O policial chegou coçando o quadril para deixar a mão próxima ao coldre. Sempre usava esta precaução contra qualquer eventualidade. Abaixou-se junto à janela do automóvel para interpelar o motorista mas, após um instante, sorriu e, depois, riu. Compreendera num relance que a morta nunca nascera... E assim o compreendera principalmente ao ouvir o repórter adjunto - hoje, toda investigação policial implica na concomitante reportagem - exclamar com empáfia sua manchete idealizada: 'A morta que nunca nasceu'! O repórter exultava. Riam-se os servidores da lei e da informação ante a constatação de que ali, num posto de gasolina de beira de estrada, a obra de arte se assenhoreara da vida como personagem mais real que as pessoas de carne e osso.
A Pessoa, personagem de plástico e peruca e roupas e tintas, manequim de cara de látex e longos cílios insinuantes - e não manequim gente que percorre passarelas como autômato - a tal Pessoa, foi posta, apenas para fins de transporte, no banco do carro, ao lado do motorista, aonde vai, de comum, a namorada.
Foi mais fácil carregá-la assim da galeria de arte para o ateliê.
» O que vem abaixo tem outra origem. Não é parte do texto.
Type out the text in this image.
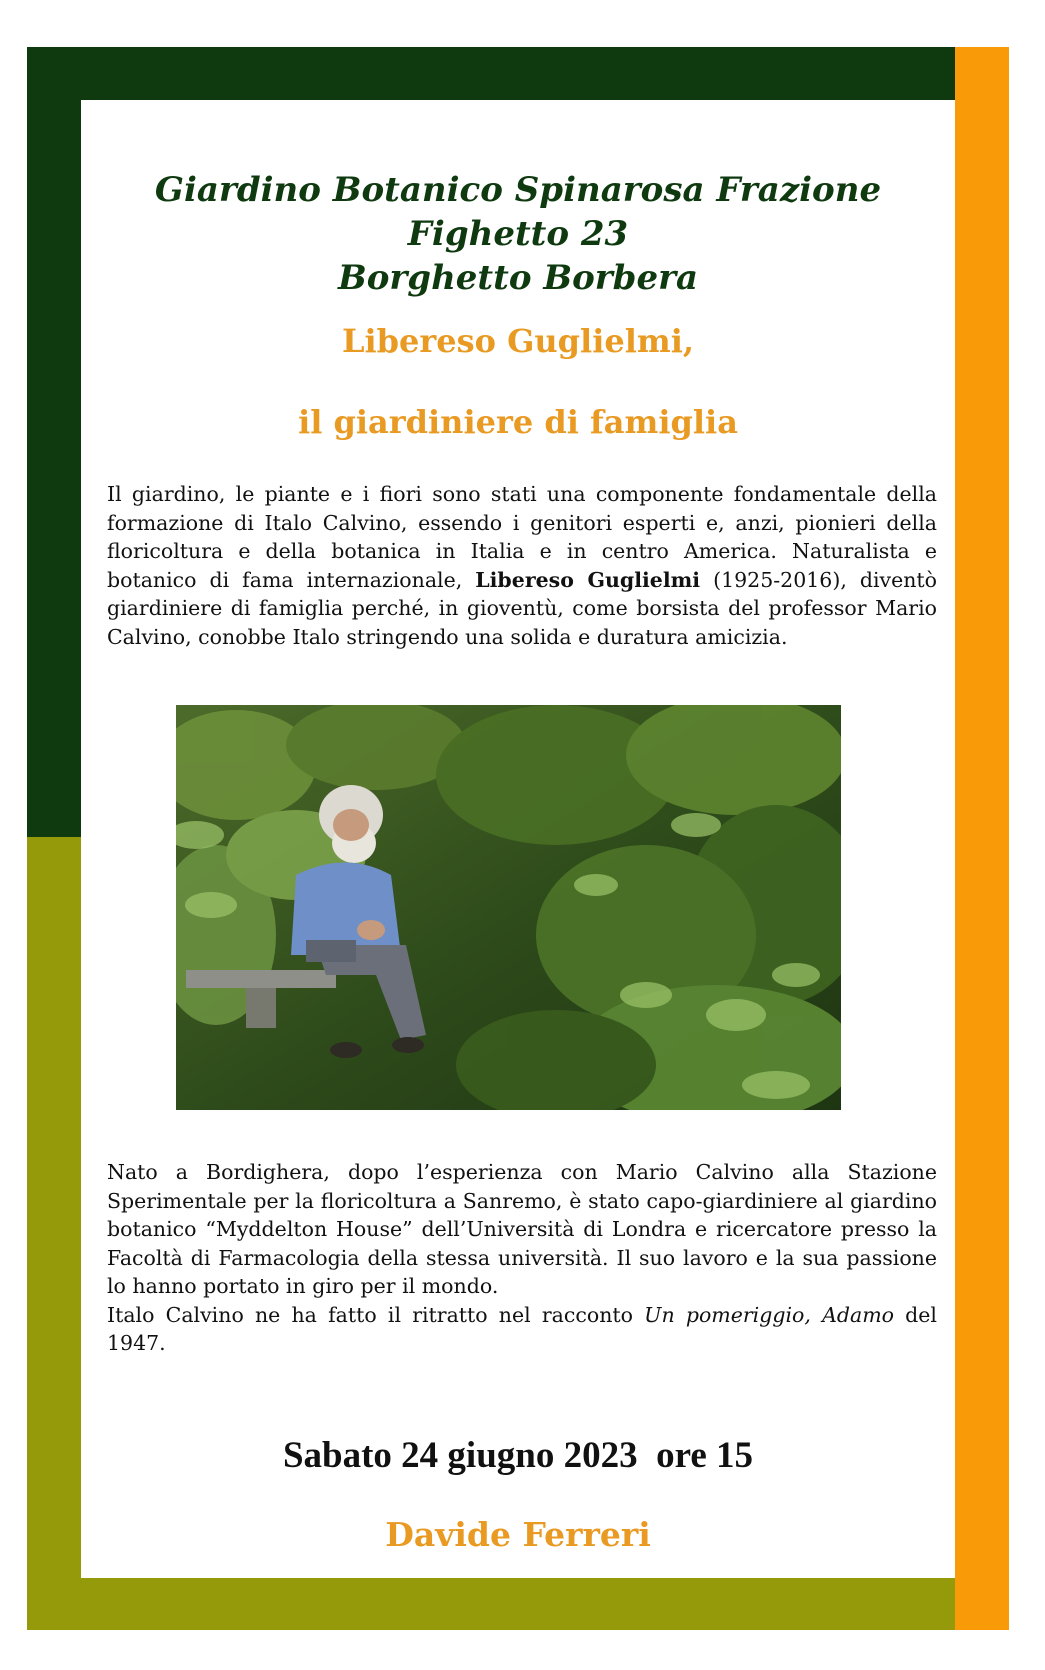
Giardino Botanico Spinarosa Frazione
Fighetto 23
Borghetto Borbera
Libereso Guglielmi,
il giardiniere di famiglia
Il giardino, le piante e i fiori sono stati una componente fondamentale della formazione di Italo Calvino, essendo i genitori esperti e, anzi, pionieri della floricoltura e della botanica in Italia e in centro America. Naturalista e botanico di fama internazionale, Libereso Guglielmi (1925-2016), diventò giardiniere di famiglia perché, in gioventù, come borsista del professor Mario Calvino, conobbe Italo stringendo una solida e duratura amicizia.
Nato a Bordighera, dopo l’esperienza con Mario Calvino alla Stazione Sperimentale per la floricoltura a Sanremo, è stato capo-giardiniere al giardino botanico “Myddelton House” dell’Università di Londra e ricercatore presso la Facoltà di Farmacologia della stessa università. Il suo lavoro e la sua passione lo hanno portato in giro per il mondo.
Italo Calvino ne ha fatto il ritratto nel racconto Un pomeriggio, Adamo del 1947.
Sabato 24 giugno 2023  ore 15
Davide Ferreri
Ao parar para abastecer o veículo, a Pessoa olhava pela janela do carro e logo surgiu dama zelosa e arguta, que imaginou morta a pobre mulher e ligou na hora para a polícia, dedo em riste a apontar um possível crime. Como, levar assim, impudente, um cadáver em plena luz do dia e ainda ter a cara-de-pau de parar para pôr gasolina!?
a Pessoa, de Luciana Guidorzi; máscara de Luciano Almeida
Aconteceu ontem, numa estrada vicinal de São Paulo, quando a Pessoa, cuja alma se resume a uma máscara de látex - a palavra pessoa vem de máscara! - ia de um município a outro, no carro, como se descreveu.
Tenho para mim que tudo é fruto da curiosidade inevitável com que uma mulher analisa e decifra outra. Desta capacidade inata que transforma, no primeiro encontro, cada outra em inimiga potencial.